I joined the program in 1998 and since then have racked up 50,000 miles each year in air miles, and the rest has been bonus miles, credit card, etc. Basically I got miles any way I could. I have been AA Platinum (50,000 miles flown a year) since 1998, which translates to about 10 transcontinental flights a year, or in my case usually 5 trancon, 1 trip to Europe/Asia/South America and a boat load of short hops form SFO to SEA on Alaska.
Anyway, the reason I care... if you are Gold/Plat etc on AA you can reserve exit row seats ahead of time (great for me since I am 6'3"), board early and checkin at biz/first. Even better is that you get stickers for upgrades (and can purchase upgrades in 500 mile blocks). I would say that I typically get upgraded on most flights via miles or stickers, and while AA Biz/First is nothing compared to international carriers, it still beats coach. Airline seats were not designed for people my height. Needless to say, you get addicted to getting cheap upgrades and it's hard to switch to any other airline where you don't get these perks (the genius of these elite programs).

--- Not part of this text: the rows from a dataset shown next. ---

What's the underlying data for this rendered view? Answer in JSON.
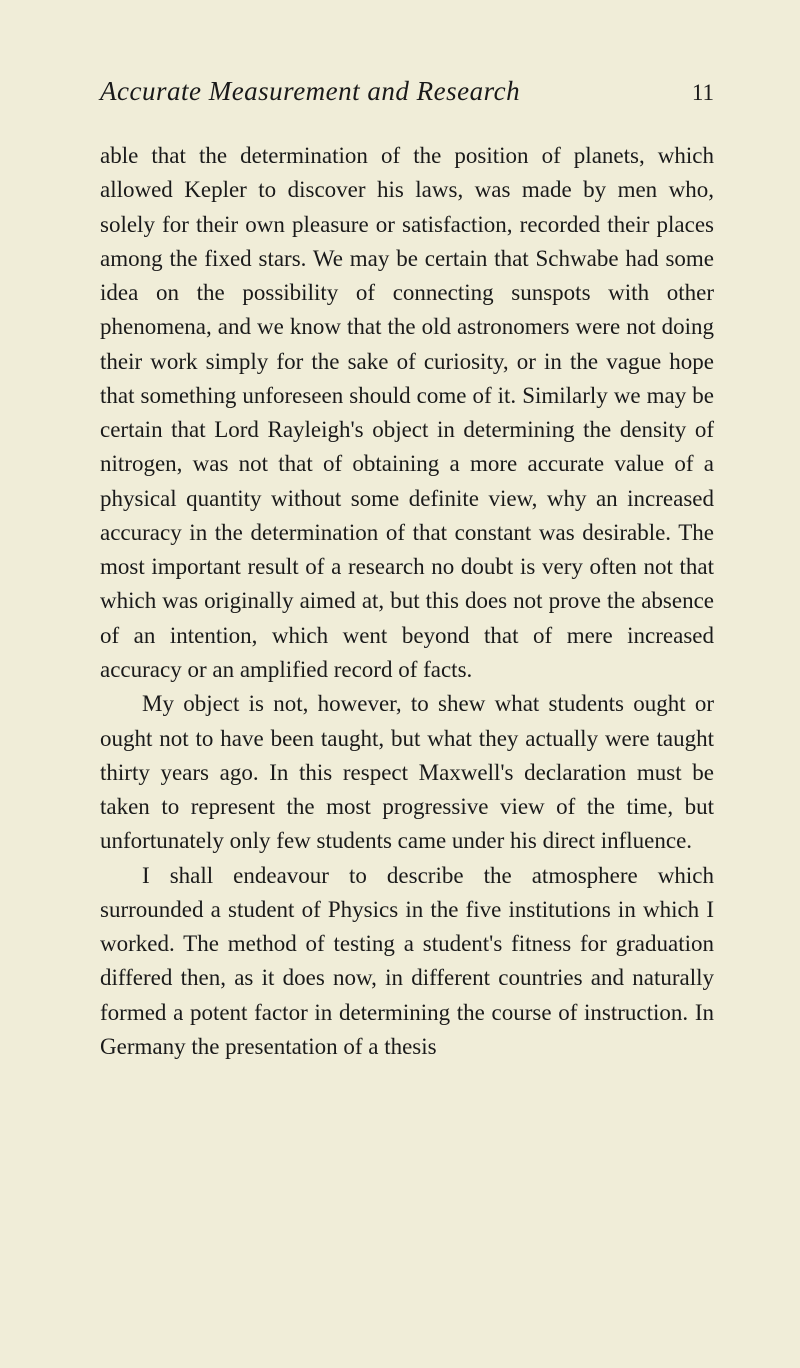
{
  "header": {
    "title": "Accurate Measurement and Research",
    "page_number": "11"
  },
  "paragraphs": {
    "p1": "able that the determination of the position of planets, which allowed Kepler to discover his laws, was made by men who, solely for their own pleasure or satisfaction, recorded their places among the fixed stars. We may be certain that Schwabe had some idea on the possi­bility of connecting sunspots with other phenomena, and we know that the old astronomers were not doing their work simply for the sake of curiosity, or in the vague hope that something unforeseen should come of it. Similarly we may be certain that Lord Rayleigh's object in determining the density of nitrogen, was not that of obtaining a more accurate value of a physical quantity without some definite view, why an increased accuracy in the determination of that constant was desirable. The most important result of a research no doubt is very often not that which was originally aimed at, but this does not prove the absence of an intention, which went beyond that of mere increased accuracy or an amplified record of facts.",
    "p2": "My object is not, however, to shew what students ought or ought not to have been taught, but what they actually were taught thirty years ago. In this respect Maxwell's declaration must be taken to represent the most progressive view of the time, but unfortunately only few students came under his direct influence.",
    "p3": "I shall endeavour to describe the atmosphere which surrounded a student of Physics in the five institutions in which I worked. The method of testing a student's fitness for graduation differed then, as it does now, in different countries and naturally formed a potent factor in determining the course of instruction. In Germany the presentation of a thesis"
  },
  "styles": {
    "background_color": "#f0edd8",
    "text_color": "#1a1a1a",
    "title_fontsize": 27,
    "body_fontsize": 23,
    "line_height": 1.49
  }
}
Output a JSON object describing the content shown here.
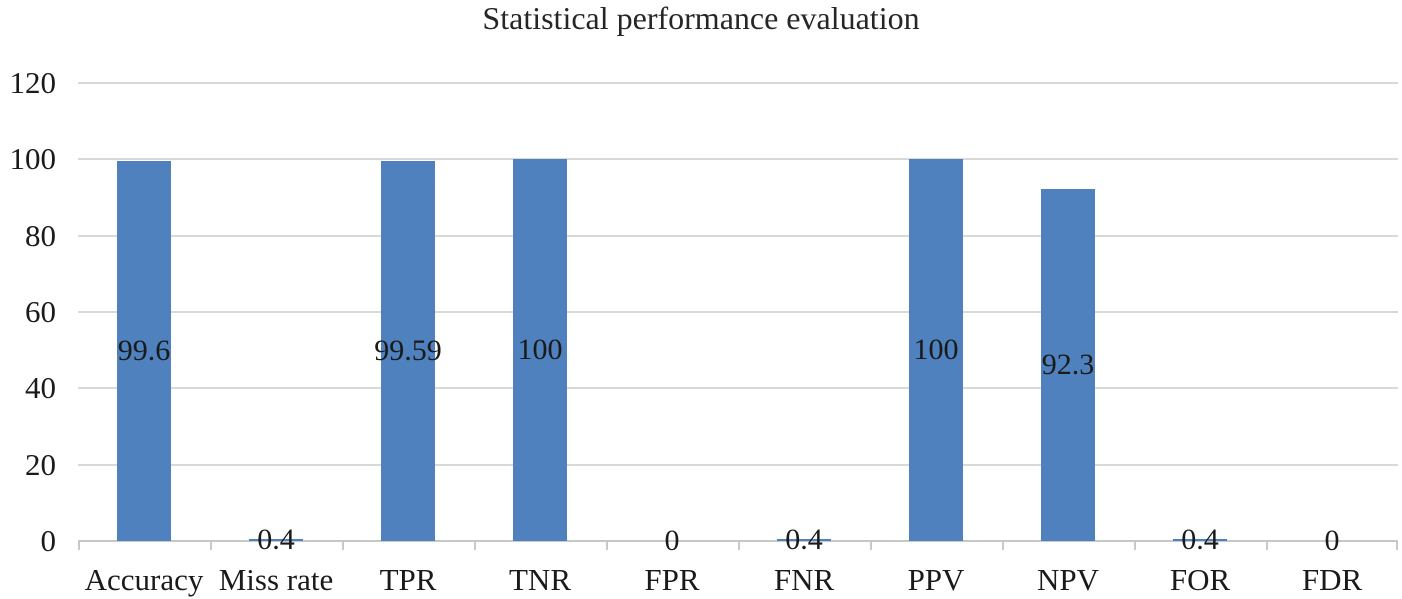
{
  "chart_data": {
    "type": "bar",
    "title": "Statistical performance evaluation",
    "categories": [
      "Accuracy",
      "Miss rate",
      "TPR",
      "TNR",
      "FPR",
      "FNR",
      "PPV",
      "NPV",
      "FOR",
      "FDR"
    ],
    "values": [
      99.6,
      0.4,
      99.59,
      100,
      0,
      0.4,
      100,
      92.3,
      0.4,
      0
    ],
    "data_labels": [
      "99.6",
      "0.4",
      "99.59",
      "100",
      "0",
      "0.4",
      "100",
      "92.3",
      "0.4",
      "0"
    ],
    "data_label_position": "center-of-bar",
    "xlabel": "",
    "ylabel": "",
    "y_ticks": [
      0,
      20,
      40,
      60,
      80,
      100,
      120
    ],
    "ylim": [
      0,
      120
    ],
    "grid": true,
    "legend": false,
    "colors": {
      "bar": "#4E81BD",
      "gridline": "#D9D9D9",
      "axis": "#C8C8C8",
      "text": "#1a1a1a",
      "title": "#262626",
      "background": "#ffffff"
    }
  }
}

Anyway, if all goes well I should be getting my new membership cards reflecting my lifetime status in a few weeks (or lets hope I do, cause if I don't that means American went and cancelled the program w/o telling anyone, which of course you don't have to do with a secret program).
I have the wonderful forum at FlyerTalk to thank for much of this. Over the years I have learned most of the frequent flyer tricks, promotions and the very existence of this program over there.